APELAÇÃO CÍVEL (198) Nº 0010871-50.2017.4.03.9999
RELATOR: Gab. 25 - DES. FED. CARLOS DELGADO
APELANTE: INSTITUTO NACIONAL DO SEGURO SOCIAL - INSS
APELADO: DENIS RAMOS VICENTE
Advogado do(a) APELADO: CARLOS EDUARDO BORGES - SP240332-S
OUTROS PARTICIPANTES:
APELAÇÃO CÍVEL (198) Nº 0010871-50.2017.4.03.9999
RELATOR: Gab. 25 - DES. FED. CARLOS DELGADO
APELANTE: INSTITUTO NACIONAL DO SEGURO SOCIAL - INSS
APELADO: DENIS RAMOS VICENTE
Advogado do(a) APELADO: CARLOS EDUARDO BORGES - SP240332-S
OUTROS PARTICIPANTES:
R E L A T Ó R I O
O EXCELENTÍSSIMO SENHOR DESEMBARGADOR FEDERAL CARLOS DELGADO (RELATOR):
Trata-se de apelação interposta pelo INSTITUTO NACIONAL DO SEGURO SOCIAL - INSS, em ação previdenciária ajuizada por DÊNIS RAMOS VICENTE, objetivando o restabelecimento de “auxílio-doença” (concedido entre 29/11/2012 e 31/05/2013, sob NB 554.461.858-1) (ID 107573380 – pág. 60), com a posterior conversão em “aposentadoria por invalidez”.

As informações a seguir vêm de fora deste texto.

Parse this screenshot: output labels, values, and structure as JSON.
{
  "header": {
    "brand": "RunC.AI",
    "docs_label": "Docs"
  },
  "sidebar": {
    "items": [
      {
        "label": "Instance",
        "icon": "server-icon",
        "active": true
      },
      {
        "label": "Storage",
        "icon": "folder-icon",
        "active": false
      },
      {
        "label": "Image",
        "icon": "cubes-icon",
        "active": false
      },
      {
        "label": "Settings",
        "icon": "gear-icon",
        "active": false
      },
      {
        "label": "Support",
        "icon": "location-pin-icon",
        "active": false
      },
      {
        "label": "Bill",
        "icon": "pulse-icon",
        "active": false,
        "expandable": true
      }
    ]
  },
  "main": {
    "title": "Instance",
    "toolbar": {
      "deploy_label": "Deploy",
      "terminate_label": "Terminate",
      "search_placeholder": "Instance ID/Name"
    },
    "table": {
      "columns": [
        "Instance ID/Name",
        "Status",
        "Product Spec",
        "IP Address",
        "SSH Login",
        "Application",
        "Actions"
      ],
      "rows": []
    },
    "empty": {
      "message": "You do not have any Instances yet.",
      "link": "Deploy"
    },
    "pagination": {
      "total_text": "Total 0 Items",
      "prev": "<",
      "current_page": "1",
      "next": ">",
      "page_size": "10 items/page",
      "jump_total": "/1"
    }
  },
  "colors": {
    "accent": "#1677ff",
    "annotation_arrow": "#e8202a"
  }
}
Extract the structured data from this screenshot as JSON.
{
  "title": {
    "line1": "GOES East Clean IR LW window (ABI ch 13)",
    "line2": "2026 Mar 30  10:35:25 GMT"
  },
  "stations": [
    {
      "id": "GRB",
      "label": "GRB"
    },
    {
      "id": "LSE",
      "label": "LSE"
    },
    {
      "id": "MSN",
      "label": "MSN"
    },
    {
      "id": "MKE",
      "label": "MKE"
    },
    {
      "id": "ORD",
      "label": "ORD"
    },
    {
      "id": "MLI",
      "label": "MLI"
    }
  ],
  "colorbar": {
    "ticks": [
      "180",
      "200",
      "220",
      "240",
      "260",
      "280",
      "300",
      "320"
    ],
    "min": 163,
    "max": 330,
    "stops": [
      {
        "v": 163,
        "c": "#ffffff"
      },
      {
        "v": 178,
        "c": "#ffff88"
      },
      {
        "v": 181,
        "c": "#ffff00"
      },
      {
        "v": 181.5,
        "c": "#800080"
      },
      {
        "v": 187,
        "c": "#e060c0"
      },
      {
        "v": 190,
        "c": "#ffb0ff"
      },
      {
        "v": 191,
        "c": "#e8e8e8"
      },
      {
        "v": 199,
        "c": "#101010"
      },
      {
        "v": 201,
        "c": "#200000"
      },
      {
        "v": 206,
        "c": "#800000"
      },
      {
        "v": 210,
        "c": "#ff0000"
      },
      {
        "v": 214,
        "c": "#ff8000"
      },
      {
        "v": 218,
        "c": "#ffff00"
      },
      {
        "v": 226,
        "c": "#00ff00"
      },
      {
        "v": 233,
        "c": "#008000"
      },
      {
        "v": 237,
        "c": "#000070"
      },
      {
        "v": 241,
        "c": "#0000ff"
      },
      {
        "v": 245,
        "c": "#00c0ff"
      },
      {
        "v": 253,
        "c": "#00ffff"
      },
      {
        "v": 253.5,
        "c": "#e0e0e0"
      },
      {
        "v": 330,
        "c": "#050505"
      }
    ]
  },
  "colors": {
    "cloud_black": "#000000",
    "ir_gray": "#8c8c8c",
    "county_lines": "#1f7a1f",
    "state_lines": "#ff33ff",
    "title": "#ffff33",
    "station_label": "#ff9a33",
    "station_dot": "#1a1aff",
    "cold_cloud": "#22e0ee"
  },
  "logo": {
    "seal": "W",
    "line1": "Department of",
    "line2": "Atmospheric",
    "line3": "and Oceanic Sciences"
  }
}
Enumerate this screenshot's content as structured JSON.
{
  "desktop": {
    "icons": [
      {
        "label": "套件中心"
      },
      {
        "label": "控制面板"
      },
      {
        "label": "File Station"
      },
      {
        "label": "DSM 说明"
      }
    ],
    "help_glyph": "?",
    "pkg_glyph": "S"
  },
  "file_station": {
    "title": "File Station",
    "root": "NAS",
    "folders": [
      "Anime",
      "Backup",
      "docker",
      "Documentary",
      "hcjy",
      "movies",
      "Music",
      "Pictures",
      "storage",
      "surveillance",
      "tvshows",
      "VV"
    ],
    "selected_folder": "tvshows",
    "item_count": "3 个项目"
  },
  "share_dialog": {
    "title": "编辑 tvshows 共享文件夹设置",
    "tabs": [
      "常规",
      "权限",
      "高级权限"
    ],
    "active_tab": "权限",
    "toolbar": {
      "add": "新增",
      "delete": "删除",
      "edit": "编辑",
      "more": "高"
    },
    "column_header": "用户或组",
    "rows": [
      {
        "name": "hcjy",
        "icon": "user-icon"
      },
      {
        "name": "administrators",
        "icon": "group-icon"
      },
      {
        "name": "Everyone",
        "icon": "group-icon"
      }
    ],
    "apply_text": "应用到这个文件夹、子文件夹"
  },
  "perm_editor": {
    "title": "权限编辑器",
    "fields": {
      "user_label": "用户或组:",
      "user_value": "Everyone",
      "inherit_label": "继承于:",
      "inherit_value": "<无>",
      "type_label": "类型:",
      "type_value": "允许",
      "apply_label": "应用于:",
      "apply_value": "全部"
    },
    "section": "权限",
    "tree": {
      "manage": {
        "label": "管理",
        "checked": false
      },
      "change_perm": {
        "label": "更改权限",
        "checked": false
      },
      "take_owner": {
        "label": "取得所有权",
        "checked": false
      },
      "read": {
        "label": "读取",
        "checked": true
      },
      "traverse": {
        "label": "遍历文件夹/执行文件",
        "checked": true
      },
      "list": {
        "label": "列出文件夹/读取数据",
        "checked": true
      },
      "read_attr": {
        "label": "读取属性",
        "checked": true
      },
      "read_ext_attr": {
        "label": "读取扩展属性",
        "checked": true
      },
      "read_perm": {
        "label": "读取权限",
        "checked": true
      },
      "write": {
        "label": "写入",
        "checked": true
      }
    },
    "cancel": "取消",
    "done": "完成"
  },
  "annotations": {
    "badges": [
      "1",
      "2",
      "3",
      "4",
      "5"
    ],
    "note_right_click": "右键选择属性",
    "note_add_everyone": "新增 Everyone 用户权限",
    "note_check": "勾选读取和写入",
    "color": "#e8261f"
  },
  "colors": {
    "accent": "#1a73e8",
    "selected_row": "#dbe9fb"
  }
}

A r. sentença prolatada em 23/09/2016 (ID 107573381 – pág. 77/81) julgou procedente a ação, condenando o INSS no pagamento de “auxílio-doença” desde 31/05/2013 (data da cessação administrativa do benefício) e até a reabilitação profissional do segurado, a ser realizada pelo INSS, com incidência de juros de mora e correção monetária sobre o total em atraso. Condenação da autarquia também em honorários advocatícios arbitrados em 10% sobre o valor apurado até a sentença, respeitada a Súmula 111 do C. STJ. Isenção das custas processuais, por força de lei.
Em razões recursais de apelação (ID 107573381 – pág. 85/97), o INSS pugna pela decretação de improcedência da ação, isso porque verificada a preexistência das doenças da parte autora em relação ao seu retorno ao sistema previdenciário (após 15 anos afastado do RGPS). Aduz, outrossim, que a natureza da inaptidão afirmada no bojo do laudo (inaptidão parcial, impedindo a prática profissional apenas com esforços pesados), permitiria a realização de tarefas leves. Noutra hipótese, espera pelas:
a)
decretação da sucumbência recíproca, eis que sucumbente o autor de parte do petitório;b)
estipulação dos índices referentes aos juros de mora e correção monetária conforme Lei nº 11.960/09;c)
fixação do termo inicial do benefício na data da juntada do laudo judicial; ed)
determinação dos descontos referentes a parcelas do benefício concomitantes a períodos de trabalho remunerado.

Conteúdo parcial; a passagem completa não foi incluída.